In 1766, after hearing that the British Indian Agent, Sir William Johnson, had procured land west of the Alleghenies, Smith set out for the territory that lay between the Ohio and Cherokee Rivers with a survey party. He eventually explored everything south of Kentucky, including the Cumberland, Tennessee, and Stones Rivers.  After a while, Smith’s party continued west into the Illinois Country while Smith turned for home, finally arriving in the fall of 1767.

When violence again broke out in 1769, the militia took matters into its own hands and resumed waylaying merchant convoys bound for the Ohio Country Indians.  When the British took these new suspected “Black Boys” into custody at Fort Bedford, Smith resolved to break them out.  He and a small group of men marched on the fort and captured it by surprise.  On his way home from the event, Smith was implicated in the murder of another man, taken back to Fort Bedford, found guilty and then sent to Carlisle, lest the locals break him out of the Bedford stockade too. When the Black Boys marched on Carlisle, Smith talked them into returning home, arguing such an act would be dishonorable and that he would be acquitted when retried by a superior court.  He was.

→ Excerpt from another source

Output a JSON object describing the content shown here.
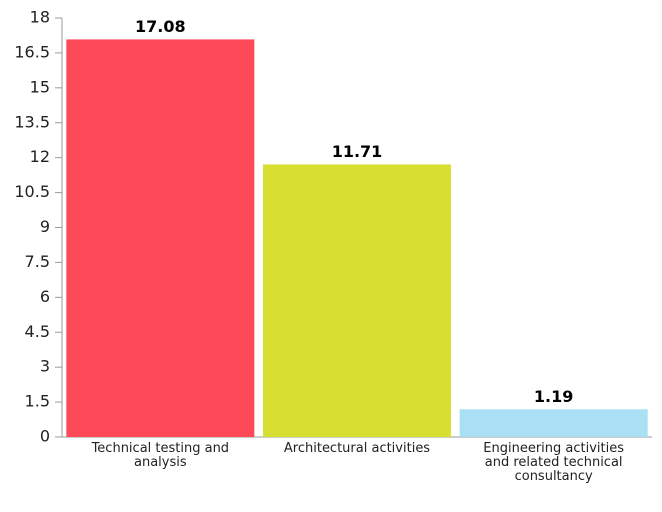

Allegheny Uprising condenses the events of 1763-1769 into six months or less, placing Smith’s trip to Tennessee at the end, rather than the middle.  It also fudges his marital status, as Smith was married during most of that period.  Still, specific events hew reasonably close to Smith’s memoir, first published in 1799.  He could almost get a screenwriting credit.  (A novel, The First Rebel, purportedly formed the basis for the movie.)

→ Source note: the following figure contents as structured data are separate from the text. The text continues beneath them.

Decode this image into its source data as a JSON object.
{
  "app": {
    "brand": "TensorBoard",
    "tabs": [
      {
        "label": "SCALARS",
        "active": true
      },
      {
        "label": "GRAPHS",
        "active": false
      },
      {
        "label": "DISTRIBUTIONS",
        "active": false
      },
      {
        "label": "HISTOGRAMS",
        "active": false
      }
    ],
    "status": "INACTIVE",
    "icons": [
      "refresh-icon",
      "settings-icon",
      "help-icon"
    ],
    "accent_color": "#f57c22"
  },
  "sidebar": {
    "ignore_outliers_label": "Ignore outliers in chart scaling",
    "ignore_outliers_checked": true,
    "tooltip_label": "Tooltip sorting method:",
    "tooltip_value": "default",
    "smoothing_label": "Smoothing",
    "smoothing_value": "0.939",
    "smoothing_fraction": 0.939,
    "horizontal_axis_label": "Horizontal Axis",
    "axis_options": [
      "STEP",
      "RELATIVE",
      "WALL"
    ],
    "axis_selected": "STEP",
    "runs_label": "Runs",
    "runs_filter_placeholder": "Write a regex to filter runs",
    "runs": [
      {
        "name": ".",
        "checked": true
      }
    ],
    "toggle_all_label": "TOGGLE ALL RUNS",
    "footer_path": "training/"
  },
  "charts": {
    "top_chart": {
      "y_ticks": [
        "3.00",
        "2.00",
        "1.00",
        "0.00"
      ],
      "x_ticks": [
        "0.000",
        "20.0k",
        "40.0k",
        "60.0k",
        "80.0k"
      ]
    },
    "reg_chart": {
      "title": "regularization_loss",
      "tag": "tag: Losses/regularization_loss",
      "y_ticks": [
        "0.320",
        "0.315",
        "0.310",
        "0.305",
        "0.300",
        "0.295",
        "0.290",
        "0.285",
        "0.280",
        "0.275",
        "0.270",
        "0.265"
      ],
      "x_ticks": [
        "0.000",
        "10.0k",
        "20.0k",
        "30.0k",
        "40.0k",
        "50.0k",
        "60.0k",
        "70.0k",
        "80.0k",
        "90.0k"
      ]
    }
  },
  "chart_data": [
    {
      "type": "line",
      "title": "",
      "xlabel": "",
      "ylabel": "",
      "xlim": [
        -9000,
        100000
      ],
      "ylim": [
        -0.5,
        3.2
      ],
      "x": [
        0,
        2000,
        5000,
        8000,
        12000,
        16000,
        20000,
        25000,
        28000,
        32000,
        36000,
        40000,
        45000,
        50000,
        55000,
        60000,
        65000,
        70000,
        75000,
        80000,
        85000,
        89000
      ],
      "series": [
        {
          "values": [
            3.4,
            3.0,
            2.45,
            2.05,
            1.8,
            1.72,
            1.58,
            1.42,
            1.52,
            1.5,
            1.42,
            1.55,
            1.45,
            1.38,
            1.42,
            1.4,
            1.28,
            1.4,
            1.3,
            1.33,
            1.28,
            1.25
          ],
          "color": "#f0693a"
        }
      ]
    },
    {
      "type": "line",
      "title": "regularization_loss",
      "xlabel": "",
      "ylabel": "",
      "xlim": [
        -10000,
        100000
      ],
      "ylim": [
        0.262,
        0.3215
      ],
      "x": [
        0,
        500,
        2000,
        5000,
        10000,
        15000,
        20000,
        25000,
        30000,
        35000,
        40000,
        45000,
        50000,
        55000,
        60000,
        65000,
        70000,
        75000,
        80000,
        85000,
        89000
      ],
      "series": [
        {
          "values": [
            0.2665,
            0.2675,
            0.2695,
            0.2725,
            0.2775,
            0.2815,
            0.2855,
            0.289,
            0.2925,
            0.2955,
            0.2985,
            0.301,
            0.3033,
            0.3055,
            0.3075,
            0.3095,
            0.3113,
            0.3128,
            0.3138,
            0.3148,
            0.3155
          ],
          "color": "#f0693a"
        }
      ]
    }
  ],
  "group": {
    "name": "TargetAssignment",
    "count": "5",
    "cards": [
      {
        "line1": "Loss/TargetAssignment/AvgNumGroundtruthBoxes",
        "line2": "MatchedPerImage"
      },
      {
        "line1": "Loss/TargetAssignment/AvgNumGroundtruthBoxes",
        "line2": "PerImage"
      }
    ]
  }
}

That said, Smith’s recollections are themselves suspect.  Smith claimed to have kept his journal of captivity contemporaneously.  It is indeed quite detailed and lengthy.  The Black Boys rebellion portion of his memoir, however, is comparatively brief and contains a few errors.  He remembers a Captain Grant at Fort Bedford, likely referring to Lieutenant Charles Grant at Fort Loudon.  (Presumably, in the movie George Sanders’ Captain Swanson is the stand-in for Grant.)  Similarly, Smith’s self-reported capture of Fort Bedford is questionable.  The post’s status after the French and Indian War is ambiguous.  There was a British garrison, but it never reported losing control of the fort, no matter how briefly.  Of course, that’s not something any British officer would want to advertise to his superiors.  So, there is room to accept Smith’s account.  In all likelihood, the Black Boys portion of the memoir was composed decades after the events themselves.  But, it is generally consistent with recent scholarship, such as Patrick Spero’s Frontier Rebels (W.W. Norton, 2018), and was certainly sufficient for a 1939 Hollywood production.

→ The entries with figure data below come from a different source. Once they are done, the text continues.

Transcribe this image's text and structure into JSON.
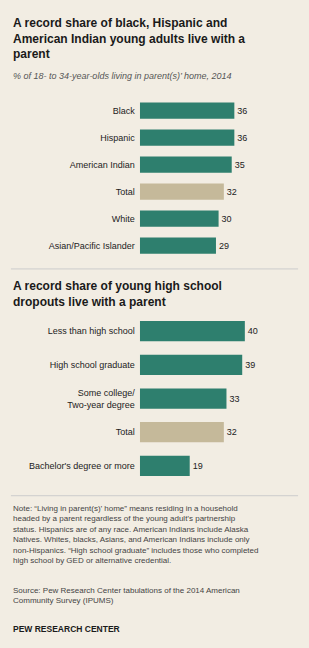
{
  "chart_data": [
    {
      "type": "bar",
      "orientation": "horizontal",
      "title": "A record share of black, Hispanic and\nAmerican Indian young adults live with a\nparent",
      "subtitle": "% of 18- to 34-year-olds living in parent(s)’ home, 2014",
      "categories": [
        "Black",
        "Hispanic",
        "American Indian",
        "Total",
        "White",
        "Asian/Pacific Islander"
      ],
      "values": [
        36,
        36,
        35,
        32,
        30,
        29
      ],
      "colors": [
        "#2e7f6e",
        "#2e7f6e",
        "#2e7f6e",
        "#c5b99a",
        "#2e7f6e",
        "#2e7f6e"
      ],
      "xlim": [
        0,
        48
      ],
      "data_labels": true,
      "tick_labels": "y",
      "grid": false
    },
    {
      "type": "bar",
      "orientation": "horizontal",
      "title": "A record share of young high school\ndropouts live with a parent",
      "categories": [
        "Less than high school",
        "High school graduate",
        "Some college/\nTwo-year degree",
        "Total",
        "Bachelor's degree or more"
      ],
      "values": [
        40,
        39,
        33,
        32,
        19
      ],
      "colors": [
        "#2e7f6e",
        "#2e7f6e",
        "#2e7f6e",
        "#c5b99a",
        "#2e7f6e"
      ],
      "xlim": [
        0,
        48
      ],
      "data_labels": true,
      "tick_labels": "y",
      "grid": false,
      "annotations": [
        "Note: “Living in parent(s)’ home” means residing in a household headed by a parent regardless of the young adult’s partnership status. Hispanics are of any race. American Indians include Alaska Natives. Whites, blacks, Asians, and American Indians include only non-Hispanics. “High school graduate” includes those who completed high school by GED or alternative credential.",
        "Source: Pew Research Center tabulations of the 2014 American Community Survey (IPUMS)",
        "PEW RESEARCH CENTER"
      ]
    }
  ]
}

Unfortunately for Wayne and Trevor, the black and white Allegheny Uprising premiered a week after the Henry Fonda-Claudette Colbert Revolutionary War movie Drums Along the Mohawk.  Naturally, it was in color.  Worse, John Ford was the director.  Drums Along the Mohawk was a success for 20th Century Fox and earned Edna May Oliver an Academy Award nomination for Best Supporting Actress.  RKO’s Allegheny Uprising tanked.   Wayne himself called it “an awful stinker.”  I always give it more credit than that, preferring it to Drums Along the Mohawk, which always seemed stiff and overwrought.  So, if it pops up on your programming guide one rainy day, give it a try and meet the Black Boys as seen through the eyes of John Wayne and RKO Pictures.

 

Further Reading:

James Smith, An Account of the Remarkable Occurrences in the Life and Travels of Col. James Smith, (Cincinnati: Robert Clarke & Co, 1870, reprint).

Randy Roberts and James S. Olson, John Wayne: American, (New York: The Free Press, 1995).

Patrick Spero, Frontier Rebels: The Fight for American Independence in the American West, 1765-1776, (New York: W.W. Norton, 2018).